Como resulta da transcrição das conclusões do recurso, no centro da argumentação da recorrente está a interpretação do artigo 4º, n.º 1, alínea f), do Regulamento das Custas Processuais aprovado pelo Decreto-lei n.º 34/2008, de 26 de Fevereiro.

O artigo 4º do RCP estabelece o elenco e o regime de isenções de custas processuais.

O n.º 1 prevê as isenções subjectivas. Note-se que não se trata de isenções subjectivas puras, visto que não são estabelecidas exclusivamente em função das entidades que são partes nos processos. O n.º 1 isenta certas entidades do pagamento das custas, mas condiciona a isenção à natureza das questões, dos direitos e dos interesses ou da relação material que é objecto do processo.

O n.º 2 prevê, por seu turno, as isenções objectivas, ou seja, os processos que não estão sujeitos a custas. Constitui um desvio à regra geral enunciada no artigo 1º, n.º 1 do RCP, segundo a qual “todos os processos estão sujeitos a custas…”.

Considerando a dicotomia acabada de fazer, a alínea f) do n.º 1 do artigo 4º estabelece uma isenção subjectiva de custas. Isenção que é estabelecida a favor das “pessoas colectivas privadas sem fins lucrativos”.

No presente recurso não se discute se a ré, ora recorrente, é uma pessoa colectiva privada sem fins lucrativos. A decisão recorrida reconheceu-lhe acertadamente esta qualidade. Com efeito, uma vez que está provado documentalmente que a ré é uma instituição particular de solidariedade social, que reveste a forma de fundação de solidariedade social, e que as instituições particulares de solidariedade social são pessoas colectivas privadas sem fins lucrativos [neste sentido se pronuncia Carlos Alberto da Mota Pinto, Teoria Geral do Direito Civil, 4ª Edição por António Pinto Monteiro e Paulo Mota Pinto, Coimbra Editora, página 302], é isento de dúvida que a ré cabe no círculo das pessoas abrangidas pela isenção prevista pela norma acima transcrita.

Sucede que, nos termos da citada alínea, as pessoas colectivas privadas sem fins lucrativos estão isentas de custas “quando actuem exclusivamente no âmbito das suas especiais atribuições ou para defender os interesses que lhe estão especialmente conferidos pelos respectivos estatutos ou nos termos de legislação que lhes seja aplicável”.

Vê-se da norma acabada de transcrever que o benefício da isenção é reconhecido às pessoas colectivas privadas sem fins lucrativos desde que:

1. Actuem, no processo, exclusivamente no âmbito das suas especiais atribuições; ou

2. Actuem, no processo, “para defender os interesses que lhe estão especialmente conferidos pelos respectivos estatutos ou nos termos de legislação que lhes seja aplicável”.

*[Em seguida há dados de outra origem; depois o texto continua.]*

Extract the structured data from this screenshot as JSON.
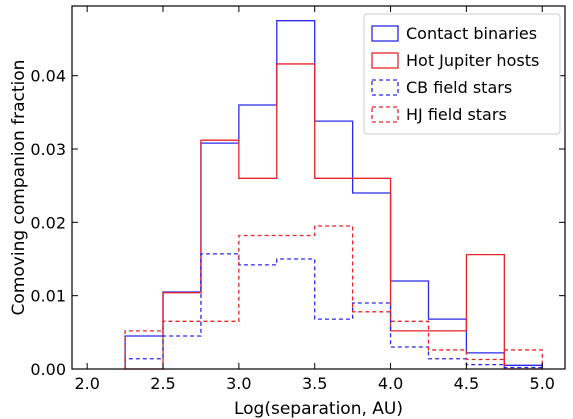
{
  "chart_data": {
    "type": "histogram",
    "xlabel": "Log(separation, AU)",
    "ylabel": "Comoving companion fraction",
    "xlim": [
      1.9,
      5.15
    ],
    "ylim": [
      0.0,
      0.0495
    ],
    "xticks": [
      "2.0",
      "2.5",
      "3.0",
      "3.5",
      "4.0",
      "4.5",
      "5.0"
    ],
    "yticks": [
      "0.00",
      "0.01",
      "0.02",
      "0.03",
      "0.04"
    ],
    "bin_edges": [
      2.25,
      2.5,
      2.75,
      3.0,
      3.25,
      3.5,
      3.75,
      4.0,
      4.25,
      4.5,
      4.75,
      5.0
    ],
    "legend_position": "top-right",
    "series": [
      {
        "name": "Contact binaries",
        "color": "#2a2ae8",
        "style": "solid",
        "values": [
          0.0045,
          0.0105,
          0.0308,
          0.036,
          0.0475,
          0.0338,
          0.024,
          0.012,
          0.0068,
          0.0022,
          0.0005
        ]
      },
      {
        "name": "Hot Jupiter hosts",
        "color": "#e8252a",
        "style": "solid",
        "values": [
          0.0,
          0.0104,
          0.0312,
          0.026,
          0.0416,
          0.026,
          0.026,
          0.0052,
          0.0052,
          0.0156,
          0.0
        ]
      },
      {
        "name": "CB field stars",
        "color": "#2a2ae8",
        "style": "dashed",
        "values": [
          0.0014,
          0.0045,
          0.0157,
          0.0142,
          0.015,
          0.0068,
          0.009,
          0.003,
          0.0014,
          0.0006,
          0.0002
        ]
      },
      {
        "name": "HJ field stars",
        "color": "#e8252a",
        "style": "dashed",
        "values": [
          0.0052,
          0.0065,
          0.0065,
          0.0182,
          0.0182,
          0.0195,
          0.0078,
          0.0065,
          0.0026,
          0.0013,
          0.0026
        ]
      }
    ]
  }
}
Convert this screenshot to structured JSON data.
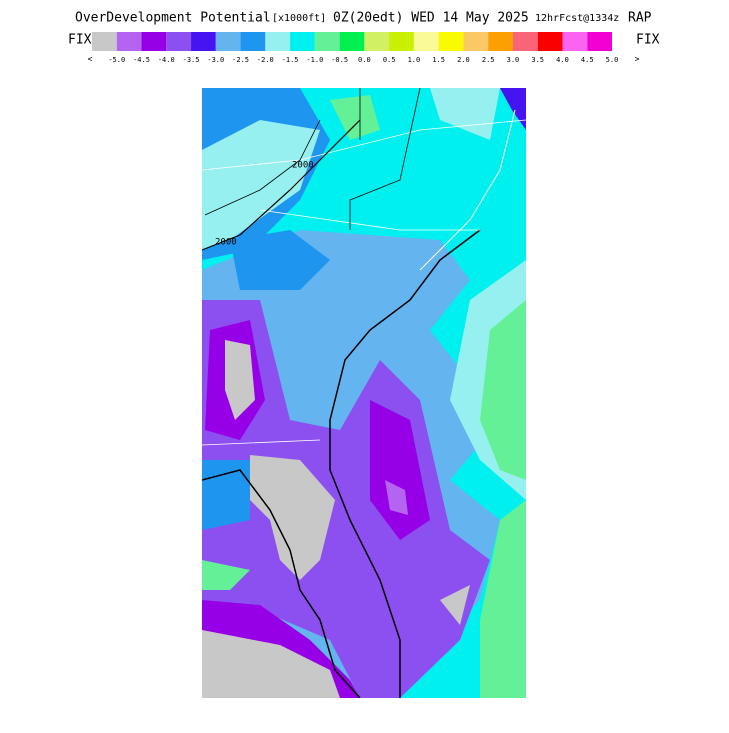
{
  "header": {
    "title": "OverDevelopment Potential",
    "units": "[x1000ft]",
    "valid": "0Z(20edt) WED 14 May 2025",
    "forecast": "12hrFcst@1334z",
    "model": "RAP"
  },
  "colorbar": {
    "left_label": "FIX",
    "right_label": "FIX",
    "left_arrow": "<",
    "right_arrow": ">",
    "colors": [
      "#c8c8c8",
      "#b464f0",
      "#9600e6",
      "#8c50f0",
      "#4614f0",
      "#64b4f0",
      "#1e96f0",
      "#96f0f0",
      "#00f0f0",
      "#64f096",
      "#00f050",
      "#d2f064",
      "#c8f000",
      "#fafa96",
      "#fafa00",
      "#fac864",
      "#faa000",
      "#fa6478",
      "#fa0000",
      "#fa64f0",
      "#f000d2"
    ],
    "labels": [
      "-5.0",
      "-4.5",
      "-4.0",
      "-3.5",
      "-3.0",
      "-2.5",
      "-2.0",
      "-1.5",
      "-1.0",
      "-0.5",
      "0.0",
      "0.5",
      "1.0",
      "1.5",
      "2.0",
      "2.5",
      "3.0",
      "3.5",
      "4.0",
      "4.5",
      "5.0"
    ]
  },
  "map": {
    "contour_labels": [
      "2000",
      "2000"
    ]
  }
}
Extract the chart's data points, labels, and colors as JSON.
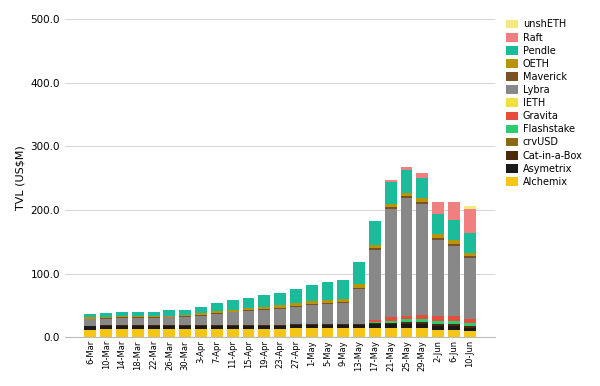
{
  "dates": [
    "6-Mar",
    "10-Mar",
    "14-Mar",
    "18-Mar",
    "22-Mar",
    "26-Mar",
    "30-Mar",
    "3-Apr",
    "7-Apr",
    "11-Apr",
    "15-Apr",
    "19-Apr",
    "23-Apr",
    "27-Apr",
    "1-May",
    "5-May",
    "9-May",
    "13-May",
    "17-May",
    "21-May",
    "25-May",
    "29-May",
    "2-Jun",
    "6-Jun",
    "10-Jun"
  ],
  "series": {
    "Alchemix": [
      12,
      13,
      13,
      13,
      13,
      13,
      13,
      13,
      13,
      13,
      13,
      13,
      13,
      14,
      14,
      14,
      14,
      14,
      15,
      15,
      15,
      15,
      12,
      12,
      10
    ],
    "Asymetrix": [
      5,
      5,
      5,
      5,
      5,
      5,
      5,
      5,
      5,
      5,
      5,
      5,
      5,
      5,
      5,
      5,
      5,
      5,
      5,
      5,
      5,
      5,
      5,
      5,
      5
    ],
    "Cat-in-a-Box": [
      1,
      1,
      1,
      1,
      1,
      1,
      1,
      1,
      1,
      1,
      1,
      1,
      1,
      1,
      1,
      1,
      1,
      1,
      2,
      3,
      4,
      4,
      4,
      4,
      3
    ],
    "crvUSD": [
      0,
      0,
      0,
      0,
      0,
      0,
      0,
      0,
      0,
      0,
      0,
      0,
      0,
      0,
      0,
      0,
      0,
      0,
      0,
      0,
      0,
      0,
      0,
      0,
      0
    ],
    "Flashstake": [
      0,
      0,
      0,
      0,
      0,
      0,
      0,
      0,
      0,
      0,
      0,
      0,
      0,
      0,
      0,
      0,
      0,
      0,
      2,
      3,
      4,
      4,
      4,
      4,
      4
    ],
    "Gravita": [
      0,
      0,
      0,
      0,
      0,
      0,
      0,
      0,
      0,
      0,
      0,
      0,
      0,
      0,
      0,
      0,
      0,
      0,
      3,
      5,
      6,
      7,
      8,
      8,
      7
    ],
    "IETH": [
      0,
      0,
      0,
      0,
      0,
      0,
      0,
      0,
      0,
      0,
      0,
      0,
      0,
      0,
      0,
      0,
      0,
      0,
      0,
      0,
      0,
      0,
      0,
      0,
      0
    ],
    "Lybra": [
      10,
      10,
      11,
      11,
      11,
      12,
      13,
      15,
      18,
      20,
      22,
      24,
      25,
      27,
      30,
      32,
      33,
      55,
      110,
      170,
      185,
      175,
      120,
      110,
      95
    ],
    "Maverick": [
      1,
      1,
      1,
      1,
      1,
      1,
      1,
      1,
      1,
      1,
      1,
      1,
      2,
      2,
      2,
      2,
      2,
      3,
      3,
      3,
      3,
      3,
      3,
      3,
      3
    ],
    "OETH": [
      2,
      2,
      2,
      2,
      2,
      2,
      2,
      3,
      3,
      3,
      4,
      4,
      4,
      4,
      5,
      5,
      5,
      5,
      5,
      5,
      5,
      5,
      6,
      6,
      6
    ],
    "Pendle": [
      5,
      6,
      7,
      7,
      7,
      8,
      8,
      10,
      13,
      16,
      16,
      18,
      20,
      22,
      25,
      28,
      30,
      35,
      38,
      35,
      35,
      32,
      32,
      32,
      30
    ],
    "Raft": [
      0,
      0,
      0,
      0,
      0,
      0,
      0,
      0,
      0,
      0,
      0,
      0,
      0,
      0,
      0,
      0,
      0,
      0,
      0,
      3,
      6,
      8,
      18,
      28,
      38
    ],
    "unshETH": [
      0,
      0,
      0,
      0,
      0,
      0,
      0,
      0,
      0,
      0,
      0,
      0,
      0,
      0,
      0,
      0,
      0,
      0,
      0,
      0,
      0,
      0,
      0,
      0,
      5
    ]
  },
  "colors": {
    "Alchemix": "#F5C518",
    "Asymetrix": "#1a1a1a",
    "Cat-in-a-Box": "#4a2a0a",
    "crvUSD": "#8B6914",
    "Flashstake": "#2ECC71",
    "Gravita": "#E74C3C",
    "IETH": "#F0E040",
    "Lybra": "#888888",
    "Maverick": "#7B5226",
    "OETH": "#B8940a",
    "Pendle": "#1ABC9C",
    "Raft": "#F08080",
    "unshETH": "#F5E87C"
  },
  "ylabel": "TVL (US$M)",
  "ylim": [
    0,
    500
  ],
  "yticks": [
    0.0,
    100.0,
    200.0,
    300.0,
    400.0,
    500.0
  ],
  "bg_color": "#ffffff",
  "grid_color": "#cccccc",
  "legend_order": [
    "unshETH",
    "Raft",
    "Pendle",
    "OETH",
    "Maverick",
    "Lybra",
    "IETH",
    "Gravita",
    "Flashstake",
    "crvUSD",
    "Cat-in-a-Box",
    "Asymetrix",
    "Alchemix"
  ],
  "stack_order": [
    "Alchemix",
    "Asymetrix",
    "Cat-in-a-Box",
    "crvUSD",
    "Flashstake",
    "Gravita",
    "IETH",
    "Lybra",
    "Maverick",
    "OETH",
    "Pendle",
    "Raft",
    "unshETH"
  ]
}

Qualquer actuação no processo fora destas condições não beneficia da isenção de custas.

O que está em causa no presente recurso é saber se a ré actua no presente processo “exclusivamente no âmbito das suas especiais atribuições”.

A divergência da recorrente em relação à decisão recorrida provém do facto de os Estatutos assinalarem à ré dois objectivos, um principal e um secundário.   

O objectivo principal da ré é facultar serviços ou prestações de segurança social no âmbito da população idosa na região centro do país e prioritariamente à residente no concelho de Coimbra” [artigo 2º dos Estatutos].

Os Estatutos permitem ainda à ré prosseguir actividades de prestação de cuidados de saúde, nomeadamente através da sua secção hospitalar “Casa de Saúde de Coimbra” [parágrafo único do artigo 3º dos Estatutos].

Ora, enquanto a decisão recorrida entendeu que, para efeitos da alínea f), do artigo 4º do RCP, a única actividade da ré que cabia no âmbito das suas “especiais atribuições” era a dos “serviços e das prestações de segurança social no âmbito da população idosa”, a recorrente entende que no âmbito das suas especiais atribuições cabem também “as actividades de prestação de cuidados de saúde”.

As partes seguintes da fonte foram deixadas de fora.